Les sportives de haut niveau ayant maintenu un entraînement jusqu’à 15 jours avant l’accouchement ne présentent pas de modification du poids du nourrisson ou d’avancement du terme.

Quels sports pratiquer ?
Les sports à risque de traumatisme (lutte, boxe, ski nautique ou alpin, équitation, …) doivent être évités, de même que la plongée sous marine. La marche, l’aquagym, le vélo d’appartement, la musculation sans excès sont en revanche conseillés. Jogging, ski de fond, tennis, golf pratiqués sans objectifs de compétition ou de performance sont aussi conseillés.

Quelle intensité ?
On ne doit pas dépasser 60/70% de la fréquence cardiaque maximale, c'est-à-dire que l’on doit être en mesure de parler couramment durant l’effort, sans essoufflement.

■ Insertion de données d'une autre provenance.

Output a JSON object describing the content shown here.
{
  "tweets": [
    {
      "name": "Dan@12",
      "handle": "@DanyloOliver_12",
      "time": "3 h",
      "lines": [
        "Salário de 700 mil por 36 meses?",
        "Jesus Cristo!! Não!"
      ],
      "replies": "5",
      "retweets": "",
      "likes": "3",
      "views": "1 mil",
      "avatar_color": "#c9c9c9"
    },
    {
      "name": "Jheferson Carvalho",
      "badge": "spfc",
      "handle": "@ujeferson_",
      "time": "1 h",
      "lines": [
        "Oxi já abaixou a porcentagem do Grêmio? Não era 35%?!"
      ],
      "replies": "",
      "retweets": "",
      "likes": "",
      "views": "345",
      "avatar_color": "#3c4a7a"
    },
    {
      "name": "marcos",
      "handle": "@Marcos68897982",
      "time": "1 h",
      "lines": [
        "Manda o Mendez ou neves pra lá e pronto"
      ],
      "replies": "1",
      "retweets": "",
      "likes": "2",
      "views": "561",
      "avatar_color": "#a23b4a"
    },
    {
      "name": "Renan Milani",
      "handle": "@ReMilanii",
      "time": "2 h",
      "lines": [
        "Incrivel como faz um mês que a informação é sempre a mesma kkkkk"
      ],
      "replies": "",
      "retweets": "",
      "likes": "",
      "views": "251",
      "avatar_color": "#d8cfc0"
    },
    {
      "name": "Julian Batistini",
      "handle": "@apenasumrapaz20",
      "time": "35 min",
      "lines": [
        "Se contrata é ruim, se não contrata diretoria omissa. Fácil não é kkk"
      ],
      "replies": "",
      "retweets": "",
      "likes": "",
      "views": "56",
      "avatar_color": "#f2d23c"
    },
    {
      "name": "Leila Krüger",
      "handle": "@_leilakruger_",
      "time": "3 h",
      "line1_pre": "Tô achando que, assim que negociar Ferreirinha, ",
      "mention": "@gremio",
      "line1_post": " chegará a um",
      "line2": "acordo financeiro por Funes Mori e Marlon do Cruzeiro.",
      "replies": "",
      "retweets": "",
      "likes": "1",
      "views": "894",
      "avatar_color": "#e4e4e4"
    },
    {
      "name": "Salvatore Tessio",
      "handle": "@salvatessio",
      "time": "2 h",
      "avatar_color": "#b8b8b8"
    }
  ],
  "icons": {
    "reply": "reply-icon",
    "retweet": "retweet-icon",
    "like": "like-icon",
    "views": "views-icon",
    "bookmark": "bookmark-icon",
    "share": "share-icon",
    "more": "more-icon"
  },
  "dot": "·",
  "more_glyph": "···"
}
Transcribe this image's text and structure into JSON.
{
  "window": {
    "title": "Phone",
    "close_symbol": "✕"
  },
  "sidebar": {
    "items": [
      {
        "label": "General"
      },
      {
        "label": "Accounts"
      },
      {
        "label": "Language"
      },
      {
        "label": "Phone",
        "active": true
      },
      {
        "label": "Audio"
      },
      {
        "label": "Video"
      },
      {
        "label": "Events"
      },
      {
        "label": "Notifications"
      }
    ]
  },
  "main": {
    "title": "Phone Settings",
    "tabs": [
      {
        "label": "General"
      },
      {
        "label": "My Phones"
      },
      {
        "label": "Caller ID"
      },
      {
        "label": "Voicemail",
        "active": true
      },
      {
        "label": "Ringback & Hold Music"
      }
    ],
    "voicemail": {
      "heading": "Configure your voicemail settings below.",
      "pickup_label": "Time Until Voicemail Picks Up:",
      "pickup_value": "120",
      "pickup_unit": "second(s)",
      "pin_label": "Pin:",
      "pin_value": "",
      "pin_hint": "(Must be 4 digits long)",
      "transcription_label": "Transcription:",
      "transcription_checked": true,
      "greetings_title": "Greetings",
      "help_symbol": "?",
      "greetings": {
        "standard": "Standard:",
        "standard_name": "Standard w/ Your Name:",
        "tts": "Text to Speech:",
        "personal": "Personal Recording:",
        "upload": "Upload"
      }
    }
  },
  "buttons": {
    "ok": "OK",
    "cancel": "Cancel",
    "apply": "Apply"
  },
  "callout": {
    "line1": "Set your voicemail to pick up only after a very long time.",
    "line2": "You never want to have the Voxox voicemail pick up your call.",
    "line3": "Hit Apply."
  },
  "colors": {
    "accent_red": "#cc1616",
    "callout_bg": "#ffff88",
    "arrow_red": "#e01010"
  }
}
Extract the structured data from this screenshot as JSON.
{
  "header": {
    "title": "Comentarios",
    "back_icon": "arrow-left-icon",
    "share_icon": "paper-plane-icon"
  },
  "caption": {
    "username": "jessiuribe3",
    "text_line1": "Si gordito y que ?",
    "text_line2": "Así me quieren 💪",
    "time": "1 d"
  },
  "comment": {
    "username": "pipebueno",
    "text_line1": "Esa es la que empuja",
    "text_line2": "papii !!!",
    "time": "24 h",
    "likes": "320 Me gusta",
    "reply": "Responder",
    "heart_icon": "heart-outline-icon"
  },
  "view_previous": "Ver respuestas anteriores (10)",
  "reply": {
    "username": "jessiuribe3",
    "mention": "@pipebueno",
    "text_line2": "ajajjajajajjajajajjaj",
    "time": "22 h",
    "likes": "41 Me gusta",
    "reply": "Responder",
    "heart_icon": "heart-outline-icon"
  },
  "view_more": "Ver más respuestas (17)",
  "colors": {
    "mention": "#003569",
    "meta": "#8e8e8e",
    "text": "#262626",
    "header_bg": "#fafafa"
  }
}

Il faudra toutefois penser à une bonne hydratation et éviter l’altitude supérieure à 1800 m.

Et après l’accouchement ?
Après 15 jours de repos, une reprise progressive est conseillée, ce qui diminuera les risques de dépression, de surpoids persistant. L’incontinence urinaire d’effort n’est pas plus fréquente en post accouchement chez la femme sportive que chez la sédentaire. Enfin, le sport ne modifie en rien la qualité de l’allaitement.